Just one more question, a missing feature: Poser seems to use a .tiff and additional color information for it's textures. The texture is overlaid with some color. JPCT seems to ignore the color information if a bitmap is present. An example from the .mtl-file:

newmtl jacket
Ns 30
Ka 0 0 0
Kd 0.317647 0.317647 0.317647
Ks 0.00784314 0.00784314 0.00784314
map_Kd Biz Man Texture.tif

Would it be a problem to add support for this in JPCT?

EgonOlsen

I'm sorry, but that's not possible. jPCT uses textures if available. If there are none, the diffuse color will be used.

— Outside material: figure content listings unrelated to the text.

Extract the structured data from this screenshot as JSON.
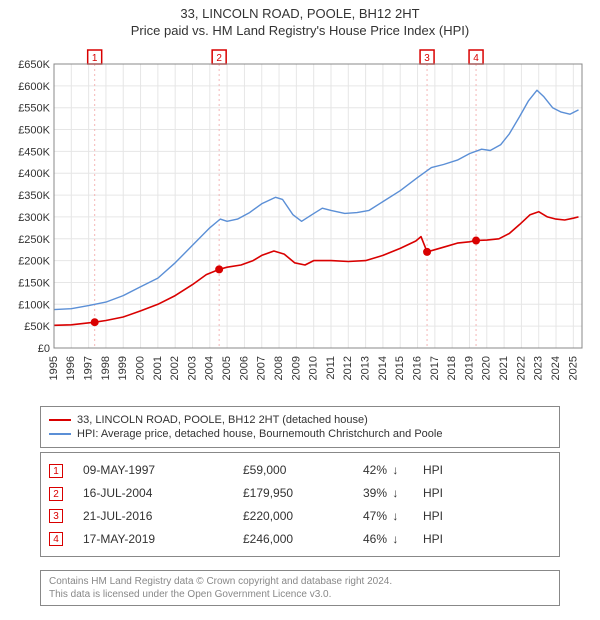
{
  "title_line1": "33, LINCOLN ROAD, POOLE, BH12 2HT",
  "title_line2": "Price paid vs. HM Land Registry's House Price Index (HPI)",
  "chart": {
    "type": "line",
    "background_color": "#ffffff",
    "plot_background_color": "#ffffff",
    "grid_color": "#e6e6e6",
    "border_color": "#888888",
    "xlim": [
      1995,
      2025.5
    ],
    "ylim": [
      0,
      650000
    ],
    "ytick_step": 50000,
    "yticks": [
      "£0",
      "£50K",
      "£100K",
      "£150K",
      "£200K",
      "£250K",
      "£300K",
      "£350K",
      "£400K",
      "£450K",
      "£500K",
      "£550K",
      "£600K",
      "£650K"
    ],
    "xticks": [
      1995,
      1996,
      1997,
      1998,
      1999,
      2000,
      2001,
      2002,
      2003,
      2004,
      2005,
      2006,
      2007,
      2008,
      2009,
      2010,
      2011,
      2012,
      2013,
      2014,
      2015,
      2016,
      2017,
      2018,
      2019,
      2020,
      2021,
      2022,
      2023,
      2024,
      2025
    ],
    "series": [
      {
        "name": "price_paid",
        "label": "33, LINCOLN ROAD, POOLE, BH12 2HT (detached house)",
        "color": "#d90000",
        "line_width": 1.6,
        "points": [
          [
            1995.0,
            52000
          ],
          [
            1996.0,
            53000
          ],
          [
            1997.35,
            59000
          ],
          [
            1998.0,
            63000
          ],
          [
            1999.0,
            71000
          ],
          [
            2000.0,
            85000
          ],
          [
            2001.0,
            100000
          ],
          [
            2002.0,
            120000
          ],
          [
            2003.0,
            145000
          ],
          [
            2003.8,
            168000
          ],
          [
            2004.54,
            179950
          ],
          [
            2005.0,
            185000
          ],
          [
            2005.8,
            190000
          ],
          [
            2006.5,
            200000
          ],
          [
            2007.0,
            212000
          ],
          [
            2007.7,
            222000
          ],
          [
            2008.3,
            215000
          ],
          [
            2008.9,
            195000
          ],
          [
            2009.5,
            190000
          ],
          [
            2010.0,
            200000
          ],
          [
            2011.0,
            200000
          ],
          [
            2012.0,
            198000
          ],
          [
            2013.0,
            200000
          ],
          [
            2014.0,
            212000
          ],
          [
            2015.0,
            228000
          ],
          [
            2015.9,
            245000
          ],
          [
            2016.2,
            255000
          ],
          [
            2016.55,
            220000
          ],
          [
            2017.0,
            225000
          ],
          [
            2017.7,
            233000
          ],
          [
            2018.3,
            240000
          ],
          [
            2019.0,
            243000
          ],
          [
            2019.38,
            246000
          ],
          [
            2020.0,
            247000
          ],
          [
            2020.7,
            250000
          ],
          [
            2021.3,
            262000
          ],
          [
            2021.9,
            283000
          ],
          [
            2022.5,
            305000
          ],
          [
            2023.0,
            312000
          ],
          [
            2023.5,
            300000
          ],
          [
            2024.0,
            295000
          ],
          [
            2024.5,
            293000
          ],
          [
            2025.0,
            297000
          ],
          [
            2025.3,
            300000
          ]
        ]
      },
      {
        "name": "hpi",
        "label": "HPI: Average price, detached house, Bournemouth Christchurch and Poole",
        "color": "#5b8fd6",
        "line_width": 1.4,
        "points": [
          [
            1995.0,
            88000
          ],
          [
            1996.0,
            90000
          ],
          [
            1997.0,
            97000
          ],
          [
            1998.0,
            105000
          ],
          [
            1999.0,
            120000
          ],
          [
            2000.0,
            140000
          ],
          [
            2001.0,
            160000
          ],
          [
            2002.0,
            195000
          ],
          [
            2003.0,
            235000
          ],
          [
            2004.0,
            275000
          ],
          [
            2004.6,
            295000
          ],
          [
            2005.0,
            290000
          ],
          [
            2005.6,
            295000
          ],
          [
            2006.3,
            310000
          ],
          [
            2007.0,
            330000
          ],
          [
            2007.8,
            345000
          ],
          [
            2008.2,
            340000
          ],
          [
            2008.8,
            305000
          ],
          [
            2009.3,
            290000
          ],
          [
            2009.9,
            305000
          ],
          [
            2010.5,
            320000
          ],
          [
            2011.0,
            315000
          ],
          [
            2011.8,
            308000
          ],
          [
            2012.5,
            310000
          ],
          [
            2013.2,
            315000
          ],
          [
            2014.0,
            335000
          ],
          [
            2015.0,
            360000
          ],
          [
            2016.0,
            390000
          ],
          [
            2016.8,
            413000
          ],
          [
            2017.5,
            420000
          ],
          [
            2018.3,
            430000
          ],
          [
            2019.0,
            445000
          ],
          [
            2019.7,
            455000
          ],
          [
            2020.2,
            452000
          ],
          [
            2020.8,
            465000
          ],
          [
            2021.3,
            490000
          ],
          [
            2021.9,
            530000
          ],
          [
            2022.4,
            565000
          ],
          [
            2022.9,
            590000
          ],
          [
            2023.3,
            575000
          ],
          [
            2023.8,
            550000
          ],
          [
            2024.3,
            540000
          ],
          [
            2024.8,
            535000
          ],
          [
            2025.3,
            545000
          ]
        ]
      }
    ],
    "sale_markers": [
      {
        "n": "1",
        "x": 1997.35,
        "y": 59000,
        "color": "#d90000"
      },
      {
        "n": "2",
        "x": 2004.54,
        "y": 179950,
        "color": "#d90000"
      },
      {
        "n": "3",
        "x": 2016.55,
        "y": 220000,
        "color": "#d90000"
      },
      {
        "n": "4",
        "x": 2019.38,
        "y": 246000,
        "color": "#d90000"
      }
    ],
    "marker_line_color": "#f4b6b6"
  },
  "legend": {
    "items": [
      {
        "color": "#d90000",
        "label": "33, LINCOLN ROAD, POOLE, BH12 2HT (detached house)"
      },
      {
        "color": "#5b8fd6",
        "label": "HPI: Average price, detached house, Bournemouth Christchurch and Poole"
      }
    ]
  },
  "transactions": [
    {
      "n": "1",
      "date": "09-MAY-1997",
      "price": "£59,000",
      "pct": "42%",
      "dir": "↓",
      "vs": "HPI"
    },
    {
      "n": "2",
      "date": "16-JUL-2004",
      "price": "£179,950",
      "pct": "39%",
      "dir": "↓",
      "vs": "HPI"
    },
    {
      "n": "3",
      "date": "21-JUL-2016",
      "price": "£220,000",
      "pct": "47%",
      "dir": "↓",
      "vs": "HPI"
    },
    {
      "n": "4",
      "date": "17-MAY-2019",
      "price": "£246,000",
      "pct": "46%",
      "dir": "↓",
      "vs": "HPI"
    }
  ],
  "footer": {
    "line1": "Contains HM Land Registry data © Crown copyright and database right 2024.",
    "line2": "This data is licensed under the Open Government Licence v3.0."
  }
}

There's no way to combine both, because that would require the definition of additional vertex colors per polygon and that isn't supported.

sbaltes

That sounds difficult... so I've implemented a workaround: I parse the .mtl file myself and add the color for each image with the following code:


    BufferedImage result = new BufferedImage(image.getWidth(), image.getHeight(), BufferedImage.TYPE_INT_RGB);
    int cr = color.getRed();
    int cg = color.getGreen();
    int cb = color.getBlue();
    for (int y = 0; y < image.getHeight(); ++y) {
      for (int x = 0; x < image.getWidth(); ++x) {
        int v = image.getRGB(x, y);
        int r = (v >> 16) & 0xFF;
        int g = (v >> 8) & 0xFF;
        int b = (v >> 0) & 0xFF;
        r = r * cr / 255;
        g = g * cg / 255;
        b = b * cb / 255;
        v = ((255 & 0xFF) << 24) | ((r & 0xFF) << 16) | ((g & 0xFF) << 8) | ((b & 0xFF) << 0);
        result.setRGB(x, y, v);
      }
    }


Then I add the image under the name of the mtl-material to the TextureManager, and I create my own transient .mtl file where each texture has the name of the mtl-material and give that to the Loader.

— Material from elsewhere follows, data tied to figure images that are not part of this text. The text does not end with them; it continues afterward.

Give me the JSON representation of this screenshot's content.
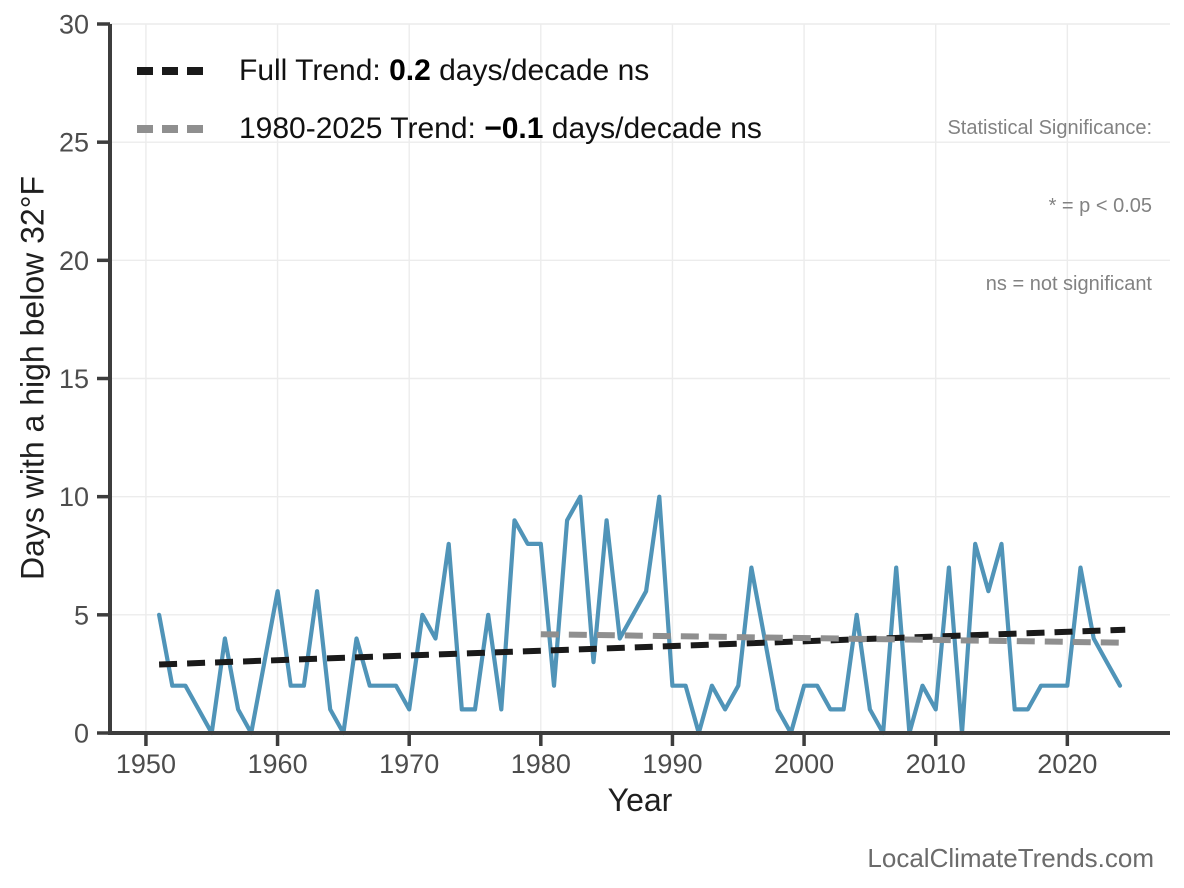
{
  "page": {
    "background": "#ffffff"
  },
  "legend": {
    "full_trend": {
      "prefix": "Full Trend: ",
      "value": "0.2",
      "suffix": " days/decade ns",
      "color": "#1a1a1a"
    },
    "recent_trend": {
      "prefix": "1980-2025 Trend: ",
      "value": "−0.1",
      "suffix": " days/decade ns",
      "color": "#8f8f8f"
    }
  },
  "significance_note": {
    "line1": "Statistical Significance:",
    "line2": "* = p < 0.05",
    "line3": "ns = not significant"
  },
  "footer": {
    "text": "LocalClimateTrends.com"
  },
  "chart_data": {
    "type": "line",
    "title": "",
    "xlabel": "Year",
    "ylabel": "Days with a high below 32°F",
    "xlim": [
      1947.27,
      2027.8
    ],
    "ylim": [
      0,
      30
    ],
    "x_ticks": [
      1950,
      1960,
      1970,
      1980,
      1990,
      2000,
      2010,
      2020
    ],
    "y_ticks": [
      0,
      5,
      10,
      15,
      20,
      25,
      30
    ],
    "grid": true,
    "colors": {
      "axis": "#3d3d3d",
      "grid": "#ececec",
      "tick_label": "#4d4d4d",
      "line": "#5094b8"
    },
    "series": [
      {
        "name": "days-high-below-32",
        "color": "#5094b8",
        "x": [
          1951,
          1952,
          1953,
          1954,
          1955,
          1956,
          1957,
          1958,
          1959,
          1960,
          1961,
          1962,
          1963,
          1964,
          1965,
          1966,
          1967,
          1968,
          1969,
          1970,
          1971,
          1972,
          1973,
          1974,
          1975,
          1976,
          1977,
          1978,
          1979,
          1980,
          1981,
          1982,
          1983,
          1984,
          1985,
          1986,
          1987,
          1988,
          1989,
          1990,
          1991,
          1992,
          1993,
          1994,
          1995,
          1996,
          1997,
          1998,
          1999,
          2000,
          2001,
          2002,
          2003,
          2004,
          2005,
          2006,
          2007,
          2008,
          2009,
          2010,
          2011,
          2012,
          2013,
          2014,
          2015,
          2016,
          2017,
          2018,
          2019,
          2020,
          2021,
          2022,
          2023,
          2024
        ],
        "values": [
          5,
          2,
          2,
          1,
          0,
          4,
          1,
          0,
          3,
          6,
          2,
          2,
          6,
          1,
          0,
          4,
          2,
          2,
          2,
          1,
          5,
          4,
          8,
          1,
          1,
          5,
          1,
          9,
          8,
          8,
          2,
          9,
          10,
          3,
          9,
          4,
          5,
          6,
          10,
          2,
          2,
          0,
          2,
          1,
          2,
          7,
          4,
          1,
          0,
          2,
          2,
          1,
          1,
          5,
          1,
          0,
          7,
          0,
          2,
          1,
          7,
          0,
          8,
          6,
          8,
          1,
          1,
          2,
          2,
          2,
          7,
          4,
          3,
          2
        ]
      }
    ],
    "trend_lines": [
      {
        "name": "full-trend",
        "label": "Full Trend",
        "slope_per_decade": 0.2,
        "significance": "ns",
        "color": "#1a1a1a",
        "x1": 1951,
        "y1": 2.9,
        "x2": 2024.4,
        "y2": 4.37
      },
      {
        "name": "recent-trend",
        "label": "1980-2025 Trend",
        "slope_per_decade": -0.1,
        "significance": "ns",
        "color": "#8f8f8f",
        "x1": 1980,
        "y1": 4.18,
        "x2": 2024.4,
        "y2": 3.82
      }
    ],
    "legend_position": "top-left"
  }
}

The result looks the same like in poser.

But I think there is a little bug in Loader.createOBJObject, at the moment it is:


tid = tm.getTextureID("mtlName");


if it were


tid = tm.getTextureID(mtlName);


then I wouldn't need to create a transient .mtl file.

EgonOlsen

Quote from: sbaltes on December 05, 2007, 01:49:42 PM
But I think there is a little bug in Loader.createOBJObject....
Yes, it is...what a stupid mistake. I've updated the zip-file with a fixed version. The problem never surfaced, because that code is never used for regular models.